Last evening, the US military killed more than 100 al Qaeda fighters in an airstrike on a training camp in Syria. The US has launched five attacks against al Qaeda’s network in Syria since the beginning of 2017.
A B-52 bomber and a number of remotely piloted aircraft, more commonly known as drones, were involved in the strike, US officials told The Associate Press. It is unclear if any senior al Qaeda leaders were killed.
The location of the training camp was not disclosed. The Syrian Observatory for Human Rights reported that last evening an “unidentified drone” targeted “Regiment 111,” a base in western Aleppo near the border of Idlib province. Regiment 111 is controlled by Jabhat Fatah al Sham, al Qaeda’s branch in Syria that is formally known as the Al Nusrah Front, and Nur al Din al Zanki, a group allied with JFS.
The Observatory later reported that 40 JFS fighters and three Nur al Din al Zanki fighters were killed. It is unclear if the strike on the al Qaeda camp and the attack on Regiment 111 are the same incident, however, they do appear to be one in the same.
The Pentagon has stepped up its targeting of al Qaeda and Jabhat Fatah al Sham. Last evening’s strike is the fifth against al Qaeda’s network in Syria since the beginning of the month. At the beginning of January, more than 20 al Qaeda operatives were killed in a pair of airstrikes in Syria. On Jan. 1, US warplanes hit a convoy of al Qaeda operatives as they left a headquarters near Sarmada. The Pentagon estimated that 5 fighters were killed.
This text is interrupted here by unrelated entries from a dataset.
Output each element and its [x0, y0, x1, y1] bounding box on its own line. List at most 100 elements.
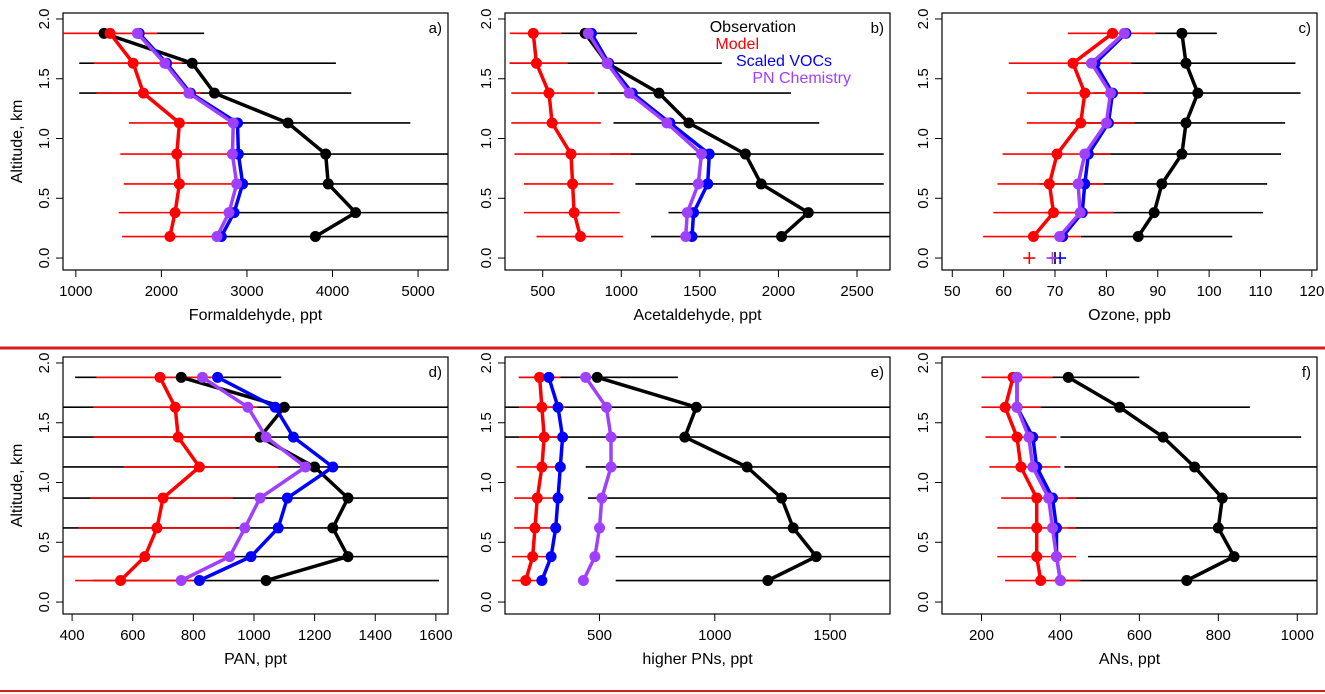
- panel-e-frame: [504, 356, 891, 615]
- panel-f-xtick-label: 400: [1048, 627, 1073, 644]
- panel-c-pn-chemistry-point: [1072, 178, 1084, 190]
- panel-c-ytick-label: 0.5: [915, 188, 932, 209]
- panel-c-xtick-label: 100: [1197, 283, 1222, 300]
- panel-a-frame: [62, 12, 449, 271]
- panel-d-pn-chemistry-point: [260, 431, 272, 443]
- panel-d-scaled-vocs-point: [245, 551, 257, 563]
- panel-a-ytick-label: 2.0: [36, 9, 53, 30]
- panel-e-model-point: [536, 461, 548, 473]
- panel-a-ytick-label: 1.5: [36, 68, 53, 89]
- panel-c-pn-chemistry-point: [1118, 27, 1130, 39]
- panel-a-pn-chemistry-point: [159, 57, 171, 69]
- panel-e-pn-chemistry-point: [605, 431, 617, 443]
- panel-f-model-point: [1031, 551, 1043, 563]
- panel-e-scaled-vocs-point: [554, 461, 566, 473]
- panel-f-pn-chemistry-point: [1023, 431, 1035, 443]
- panel-a-model-point: [173, 117, 185, 129]
- panel-b-observation-point: [739, 148, 751, 160]
- panel-f-pn-chemistry-point: [1050, 551, 1062, 563]
- panel-c-ytick-label: 0.0: [915, 248, 932, 269]
- panel-c-observation-point: [1132, 231, 1144, 243]
- panel-e-observation-point: [762, 575, 774, 587]
- panel-d-observation-point: [327, 522, 339, 534]
- panel-d-xtick-label: 800: [181, 627, 206, 644]
- panel-b-observation-point: [776, 231, 788, 243]
- panel-c-xtick-label: 120: [1299, 283, 1324, 300]
- panel-e-model-point: [534, 371, 546, 383]
- panel-d-plot-area: [63, 371, 448, 587]
- panel-b-model-point: [574, 231, 586, 243]
- panel-a-observation-point: [350, 207, 362, 219]
- panel-a-observation-point: [282, 117, 294, 129]
- panel-e-observation-point: [591, 371, 603, 383]
- panel-b-pn-chemistry-point: [582, 27, 594, 39]
- panel-a-ylabel: Altitude, km: [9, 100, 26, 184]
- panel-c-model-point: [1043, 178, 1055, 190]
- panel-b-plot-area: [509, 27, 890, 243]
- panel-c-model-point: [1075, 117, 1087, 129]
- panel-d-scaled-vocs-point: [193, 575, 205, 587]
- panel-f-ytick-label: 2.0: [915, 353, 932, 374]
- panel-f-ytick-label: 0.5: [915, 532, 932, 553]
- panel-a-model-point: [127, 57, 139, 69]
- panel-a-ytick-label: 0.0: [36, 248, 53, 269]
- panel-e-ytick-label: 0.0: [478, 592, 495, 613]
- panel-c-frame: [941, 12, 1318, 271]
- panel-a-xtick-label: 1000: [59, 283, 92, 300]
- panel-a-pn-chemistry-point: [223, 207, 235, 219]
- panel-f-xlabel: ANs, ppt: [1099, 651, 1161, 668]
- panel-b-ytick-label: 0.0: [478, 248, 495, 269]
- panel-d-model-point: [169, 401, 181, 413]
- panel-a-ytick-label: 1.0: [36, 128, 53, 149]
- panel-d-scaled-vocs-point: [272, 522, 284, 534]
- legend-entry-scaled-vocs: Scaled VOCs: [736, 53, 832, 70]
- panel-c-observation-point: [1192, 87, 1204, 99]
- panel-e-ytick-label: 1.5: [478, 412, 495, 433]
- legend-entry-pn-chemistry: PN Chemistry: [752, 70, 851, 87]
- panel-b-observation-point: [683, 117, 695, 129]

Two days later, on Jan. 3, the Pentagon estimated that it killed more than 15 al Qaeda personnel when it targeted multiple buildings and vehicles in the Sarmada headquarters. Among those reported killed were Abu Khattab al-Qahtani, another al Qaeda veteran who is said to have fought in Afghanistan and Yemen, and Abu Omar al-Turkistani, a senior member in the al Qaeda-affiliated Turkistan Islamic Party who is reported to have served as a leader in JFS. [See FDD’s Long War Journal report, Pentagon: Airstrikes kill 20 or more al Qaeda fighters in northern Syria.]
Yesterday, the Pentagon announced that two al Qaeda leaders were killed in bombings in Syria on Jan. 12 and Jan. 17. Among those killed were Mohammad Habib Boussadoun al-Tunisi, who was described as an external operations leader, and Abd al-Jalil al-Muslimi, an al Qaeda veteran of Afghanistan and Syria who was trained by the Taliban and supported attacks against the West. [See FDD’s Long War Journal report, US kills al Qaeda facilitator and external ops planner in Syrian airstrikes.]
The US military has targeted al Qaeda’s cadre in Syria since September 2014, and has killed multiple high profile leaders over the past several years. However, the Islamic State has been the focus of the vast majority of the 6,647 Coalition airstrikes in Syria as of Jan. 19, 2017, according to Operation Inherent Resolve.
With five strikes against al Qaeda in Syria over the past 20 days, the US military may be signaling that the global jihadist group will get more attention over the coming months.